In emergency medicine, you understand that there is a narrow window of opportunity for you to attempt a successful resuscitation. In corollary, Nigeria’s president Buhari inherited an economy in a critical state and did absolutely nothing for six months… While president Buhari and his supporters may continue to peddle the rhetoric of blaming the past administration and even as far back as the past 16 years, forgetting the rather obvious fact that Nigeria indeed existed way beyond 16 years ago and Buhari himself played his part in that inglorious past, Buhari’s inaction and a lack of economic direction alone is responsible for the plummeting of this once largest economy in Africa. To borrow the words of the prosecutor in Dr Duta’s case, Mr Buhari removed any chance of the economy surviving by his unjustified inaction.
If Doctor Duta, like every other doctor would be, is being held responsible for one single life that was transiently in her care, Mr Buhari shouldn’t be held any less accountable for the lives of 170 million Nigerians committed to his care. Is it not said that to whom much is given, much more is expected?
Back to the hospital: imagine a specialist doctor, a consultant, reviews a patient in the care of another consultant and having concluded that he is in the best position to manage this patient he requests that the said patient be transferred to his care. However, instead of calling on his subordinates and charting a management plan for this new patient, he proceeds to appoint a photographer, then another photographer, and thereafter a host of social media PR experts and volunteers to help pontificate his noble qualities and tirelessly berate the consultant previously in charge of this new patient. Needless to say, the patient benefits nothing from the vainglory of our dear consultant but rather deteriorates more as a result of the inattention.

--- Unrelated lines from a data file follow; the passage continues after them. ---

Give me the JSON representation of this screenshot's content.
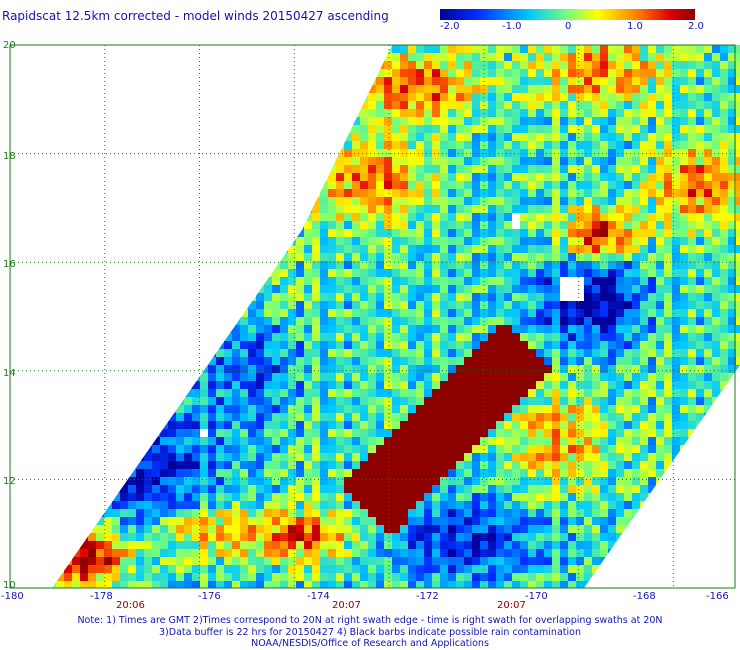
{
  "title": "Rapidscat 12.5km corrected - model winds 20150427 ascending",
  "colorbar": {
    "labels": [
      "-2.0",
      "-1.0",
      "0",
      "1.0",
      "2.0"
    ],
    "min": -2.0,
    "max": 2.0,
    "colors": [
      "#00009a",
      "#0030ff",
      "#00c8ff",
      "#78ff78",
      "#ffff00",
      "#ff7800",
      "#e00000",
      "#8c0000"
    ]
  },
  "map": {
    "lon_range": [
      -180,
      -164.7
    ],
    "lat_range": [
      10,
      20
    ],
    "y_ticks": [
      "20",
      "18",
      "16",
      "14",
      "12",
      "10"
    ],
    "x_ticks": [
      "-180",
      "-178",
      "-176",
      "-174",
      "-172",
      "-170",
      "-168",
      "-166"
    ],
    "time_labels": [
      "20:06",
      "20:07",
      "20:07"
    ],
    "grid_color": "#1a7a1a",
    "no_data_color": "#ffffff"
  },
  "notes": [
    "Note: 1) Times are GMT 2)Times correspond to 20N at right swath edge - time is right swath for overlapping swaths at 20N",
    "3)Data buffer is 22 hrs for 20150427 4) Black barbs indicate possible rain contamination",
    "NOAA/NESDIS/Office of Research and Applications"
  ]
}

Putting it lightly, as is obvious to all, this is exactly the story of Mr Buhari. Having spent twelve years begging for this job, and a further two months between election and inauguration into office, it is a shame that Mr Buhari did not hit the ground running. The signs were there. In fact, you and your party made it a pre-election rhetoric how we were supposedly headed for the doldrums under the past administration, and why we so much needed this change. So really, it beats me how you can afford to spend this time ball watching, name-calling and finger-pointing.
Mr Buhari, you have no excuse whatsoever; the buck stops at your table, sir!